--> ABSTRACT: Bidimensional Simulation of Oil and Gas Generation and Entrapment Across Northern Viking Graben (Norway), with Emphasis on Hydraulic Regime, by J. Burrus, P. Ungerer, B. Doligez, and P. Rabiller; #91030 (2010)

Datapages, Inc.Print this page

Bidimensional Simulation of Oil and Gas Generation and Entrapment Across Northern Viking Graben (Norway), with Emphasis on Hydraulic Regime

J. Burrus, P. Ungerer, B. Doligez, P. Rabiller

A bidimensional forward numerical model was used to reconstruct the history of sedimentation, compaction, heat transfer, hydrocarbon generation, and migration along a 150-km southeast-northwest cross section in the Northern Viking graben.

The model is based on the heat equation and on the diphasic Darcy's law. An empirical relationship between porosity and effective stress was used to study the pressure regime. The model takes into account hydraulic fracturing and subsequent relaxation of pressures. A kinetic model describes the generation of hydrocarbon.

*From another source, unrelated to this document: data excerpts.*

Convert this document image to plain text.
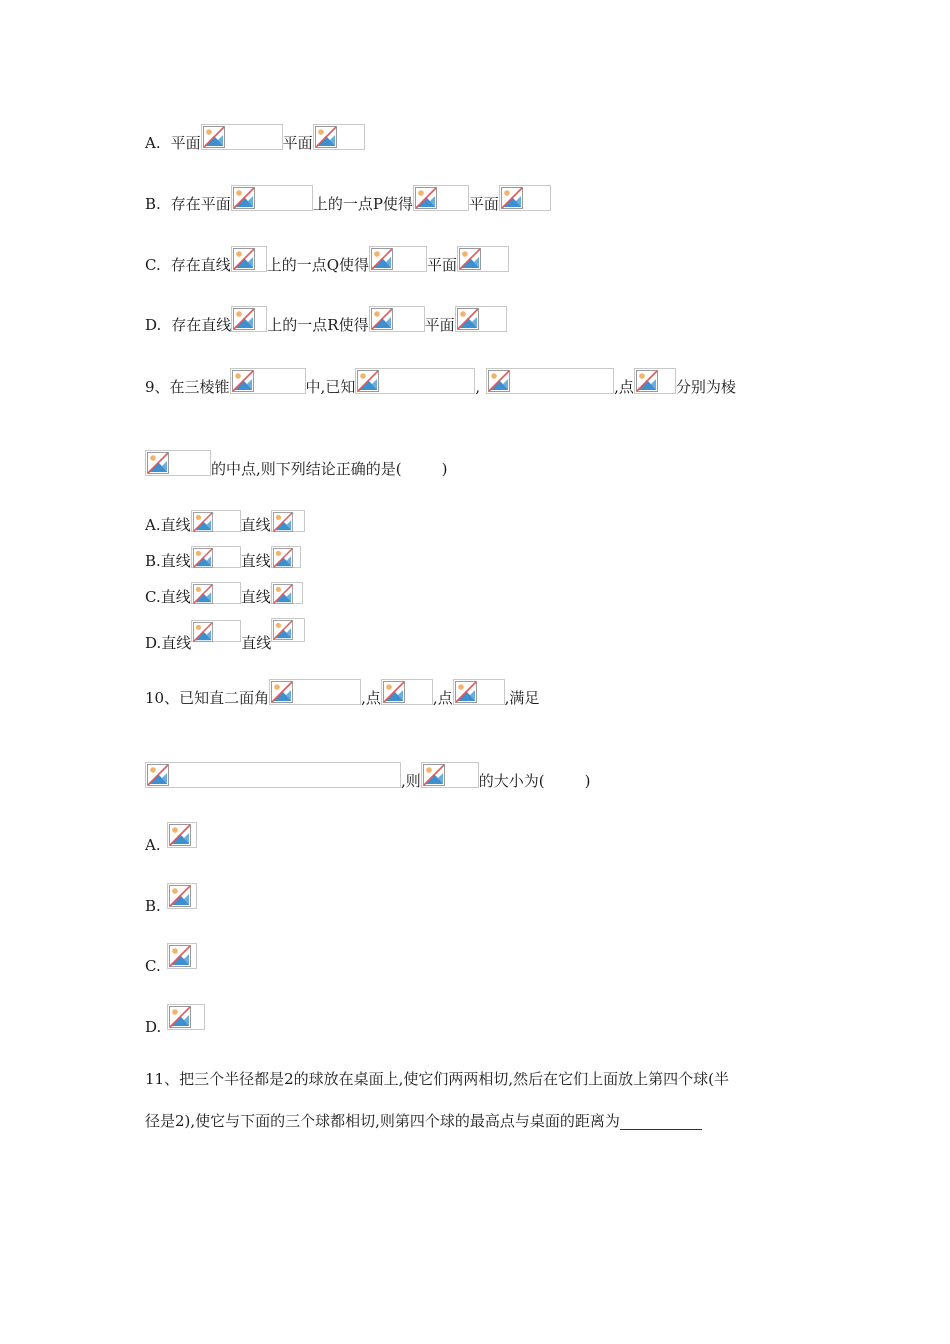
A. 平面	平面
B. 存在平面	上的一点P使得	平面
C. 存在直线 上的一点Q使得	平面
D. 存在直线 上的一点R使得	平面
9、在三棱锥	中,已知	,	,点	分别为棱
的中点,则下列结论正确的是(	)
A.直线	直线
B.直线	直线
C.直线	直线
D.直线	直线
10、已知直二面角	,点	,点	,满足
,则	的大小为(	)
A.
B.
C.
D.
11、把三个半径都是2的球放在桌面上,使它们两两相切,然后在它们上面放上第四个球(半
径是2),使它与下面的三个球都相切,则第四个球的最高点与桌面的距离为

The study suggests the following.

1. The overpressures observed west of the Central graben in the Jurassic oil-rich reservoirs are well explained by the effect of burial and compaction if low permeabilities are introduced for the Cretaceous shales and for the faults that bound the tilted blocks. On the east, in contrast, the hydrostatic pressures that characterize the gas-rich pools are due to shallower burial.

2. Although rather impervious, the major faults allow fluid displacements at a geological time scale. A significant amount of oil is expelled from the Central graben to the western structures through and along the faults.

3. The high-pressure gradients found to the west have caused migration of the gas to cease, and only oil accumulation subsist. To the east, the low-pressure gradients are insufficient to displace the oil, and most accumulations consist of gas.

4. Hydraulic fracturing is a significant process for the expulsion of hydrocarbons from the overpressured source rocks as compaction and generation proceed.

AAPG Search and Discovery Article #91030©1988 AAPG Annual Convention, Houston, Texas, 20-23 March 1988.